Question: Come up with specific ideas for tackling the challenges of growth and housing.
One of my concerns is growing Greeley, and trust me, I’m not anti-growth at all, but I think we’re growing so fast, and I see buildings that look like a barracks to me. type buildings going up everywhere. I’ve had a lot of people come to me and tell me that they don’t like to see this.
I understand there are a lot of people who live in Greeley and work elsewhere, so one of the things we can do is find good jobs in Greeley, have good businesses in Greeley.
I intend to work with the Commissioners and the Chamber of Commerce to learn more about the growth and to learn more about the city codes, an area that I have not been learned about before so to speak. But I am very strong on very healthy growth. I would love to see Greeley grow up but slower and more methodically with good intentions of having the prettiest town we’ve ever had. We have always shared a great city, I would like to continue like this.
Question: About 40% of Greeley’s population identify as Latino or Hispanic. But there aren’t many language services to reflect this. How will you support the Latin American population and other minorities in Greeley, including the undocumented?
Well, that’s a very interesting question. In fact, last night I was at a meeting with Greg Lopez (a prominent GOP member) and the Hispanic population.
We were discussing ways to get more involved with them, and one of the things I heard was that a lot of Hispanics don’t believe they’re welcome in the Republican Party. I’m not arguing whether you should be a Republican or a Democrat, but just knowing that they’re frustrated with this, I intend to work with the Hispanic communities myself to try and let them know who I am and what they are. their needs, what their fears are, what they like and what they don’t like.
I think we need to reach out to them. That’s the very first step, reaching out to the Hispanic people, and you know, finding out what their needs are.

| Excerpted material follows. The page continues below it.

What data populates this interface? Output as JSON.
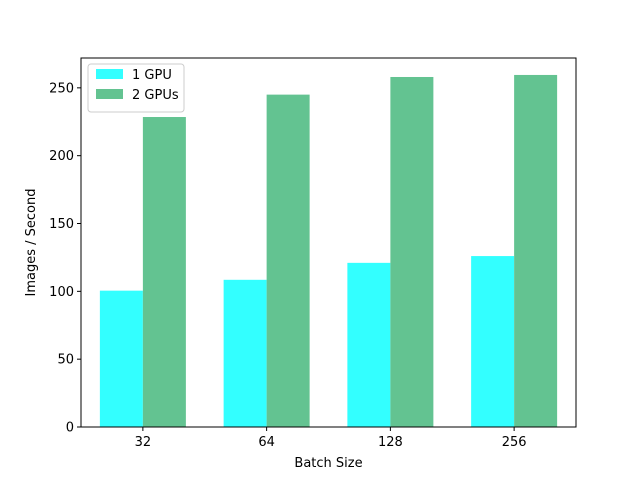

Question: What is your position on Keep Greeley Moving? Why? What is your position vis-Ã -vis changes to the home rule charter on decisions relating to water? Please explain.
COVID-19 played a big role in what initially happened when this water deal was struck. No one knew about it, even in town we spoke to had no idea what was going on. Even I, working in the water service, had very, very limited knowledge at the start of this issue.

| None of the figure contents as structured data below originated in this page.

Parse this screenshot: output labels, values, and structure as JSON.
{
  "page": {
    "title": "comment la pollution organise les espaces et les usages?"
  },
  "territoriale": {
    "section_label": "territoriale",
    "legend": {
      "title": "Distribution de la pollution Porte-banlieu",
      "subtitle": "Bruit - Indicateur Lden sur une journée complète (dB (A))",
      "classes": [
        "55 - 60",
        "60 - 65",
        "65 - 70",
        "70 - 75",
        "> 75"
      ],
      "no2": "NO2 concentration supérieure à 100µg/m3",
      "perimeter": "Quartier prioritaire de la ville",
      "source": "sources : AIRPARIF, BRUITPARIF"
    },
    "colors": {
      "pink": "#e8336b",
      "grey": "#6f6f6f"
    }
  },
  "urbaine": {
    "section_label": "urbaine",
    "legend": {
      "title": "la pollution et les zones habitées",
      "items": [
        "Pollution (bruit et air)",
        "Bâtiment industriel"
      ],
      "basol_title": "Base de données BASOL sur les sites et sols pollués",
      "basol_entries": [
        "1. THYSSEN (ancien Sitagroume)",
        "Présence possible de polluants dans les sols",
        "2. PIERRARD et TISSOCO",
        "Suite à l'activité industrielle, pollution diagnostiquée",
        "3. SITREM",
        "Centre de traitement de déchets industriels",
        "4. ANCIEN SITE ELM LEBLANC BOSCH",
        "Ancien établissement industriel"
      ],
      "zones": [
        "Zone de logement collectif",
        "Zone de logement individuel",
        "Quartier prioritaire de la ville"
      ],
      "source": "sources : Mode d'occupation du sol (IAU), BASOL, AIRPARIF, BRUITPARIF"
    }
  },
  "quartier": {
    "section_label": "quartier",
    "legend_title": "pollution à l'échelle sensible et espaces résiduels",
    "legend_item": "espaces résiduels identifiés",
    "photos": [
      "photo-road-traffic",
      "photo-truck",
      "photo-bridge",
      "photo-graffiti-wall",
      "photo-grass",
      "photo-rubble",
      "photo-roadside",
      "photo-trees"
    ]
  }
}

So I think John Gauthiere (the man who wrote the proposed charter changes) in fact probably has more education than a lot of our water specialists in water projects, sales of. water and water purchases. He has been doing this for many years and I would recommend everyone to look at this with an open mind and really, really prepare yourself not to just buy the eggs because someone brought the basket. He could be rotten.

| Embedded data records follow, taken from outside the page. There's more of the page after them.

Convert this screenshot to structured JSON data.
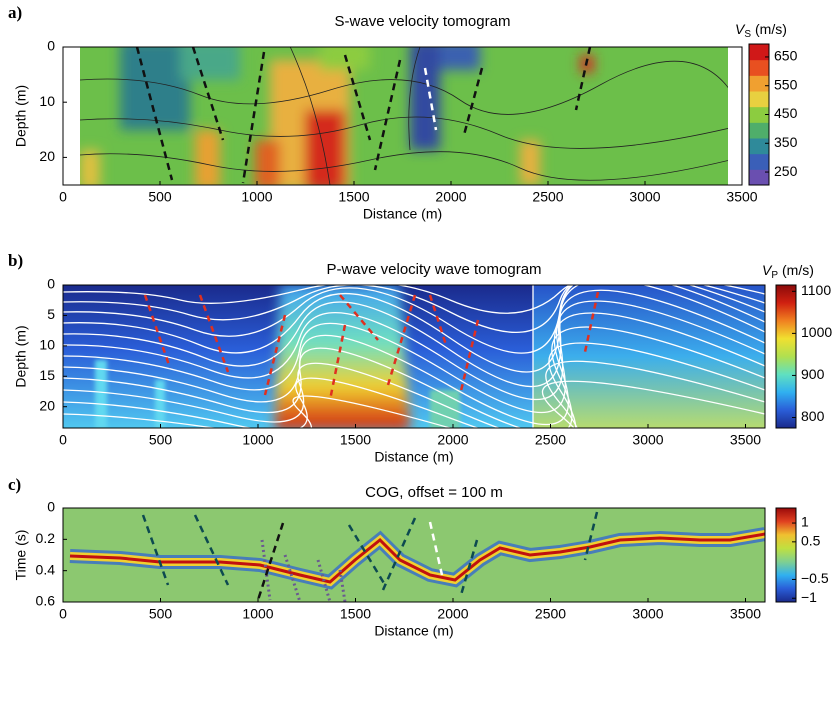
{
  "chart_data": [
    {
      "type": "heatmap",
      "panel_label": "a)",
      "title": "S-wave velocity tomogram",
      "xlabel": "Distance (m)",
      "ylabel": "Depth (m)",
      "xlim": [
        0,
        3500
      ],
      "xticks": [
        0,
        500,
        1000,
        1500,
        2000,
        2500,
        3000,
        3500
      ],
      "ylim": [
        0,
        25
      ],
      "yticks": [
        0,
        10,
        20
      ],
      "y_inverted": true,
      "colorbar_label": {
        "symbol": "V",
        "subscript": "S",
        "unit": "(m/s)"
      },
      "clim": [
        205,
        695
      ],
      "cticks": [
        250,
        350,
        450,
        550,
        650
      ],
      "colormap": [
        "#6a4fb0",
        "#3a5fb8",
        "#2f8a9a",
        "#4fae6a",
        "#8ccc40",
        "#e8d040",
        "#f0a030",
        "#e85020",
        "#d01818"
      ],
      "discrete": true
    },
    {
      "type": "heatmap",
      "panel_label": "b)",
      "title": "P-wave velocity wave tomogram",
      "xlabel": "Distance (m)",
      "ylabel": "Depth (m)",
      "xlim": [
        0,
        3600
      ],
      "xticks": [
        0,
        500,
        1000,
        1500,
        2000,
        2500,
        3000,
        3500
      ],
      "ylim": [
        0,
        23.5
      ],
      "yticks": [
        0,
        5,
        10,
        15,
        20
      ],
      "y_inverted": true,
      "colorbar_label": {
        "symbol": "V",
        "subscript": "P",
        "unit": "(m/s)"
      },
      "clim": [
        775,
        1115
      ],
      "cticks": [
        800,
        900,
        1000,
        1100
      ],
      "colormap": [
        "#1a2a8c",
        "#2a5ed8",
        "#30b0f0",
        "#60e0c0",
        "#b0e050",
        "#f0e030",
        "#f08020",
        "#d02010",
        "#8a0a0a"
      ],
      "discrete": false
    },
    {
      "type": "heatmap",
      "panel_label": "c)",
      "title": "COG, offset = 100 m",
      "xlabel": "Distance (m)",
      "ylabel": "Time (s)",
      "xlim": [
        0,
        3600
      ],
      "xticks": [
        0,
        500,
        1000,
        1500,
        2000,
        2500,
        3000,
        3500
      ],
      "ylim": [
        0,
        0.6
      ],
      "yticks": [
        0,
        0.2,
        0.4,
        0.6
      ],
      "y_inverted": true,
      "clim": [
        -1.1,
        1.4
      ],
      "cticks": [
        1,
        0.5,
        {
          "value": -0.5,
          "label": "−0.5"
        },
        {
          "value": -1,
          "label": "−1"
        }
      ],
      "colormap": [
        "#1a2a8c",
        "#2a5ed8",
        "#30b0f0",
        "#80d090",
        "#c0e040",
        "#f0c030",
        "#e04020",
        "#9a0a0a"
      ],
      "discrete": false
    }
  ]
}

I’m very direct on this, it’s something that is really close to my heart. I think we made a mistake and now that’s one of the reasons I’m trying to be a part of this board. I want to be here to help correct some of the mistakes we have made in the past.
My intention is to act with uncompromising honesty and integrity in everything we do, to work together in an inclusive environment that embraces change, new ideas, respect for our community and all who live here. Hold our municipal government accountable to the citizens of Greeley and for the betterment of this town. Providing a safe and attractive workplace where we can live and retire, and also providing excellent services and reasonable taxes. Found our municipality on a strong fiscal government with a sustainable economy that recognizes the rights of all citizens.
– Kelly Ragan is the Founder and Editor-in-Chief of NoCo Optimist. You can usually find it covering the government of Greeley and County Weld. Do you have any advice? Let him know at [email protected] Do you like this report? Notify the Greeley Tribune so they can keep it around. Find more NoCo Optimist content on www.thenocooptimist.com.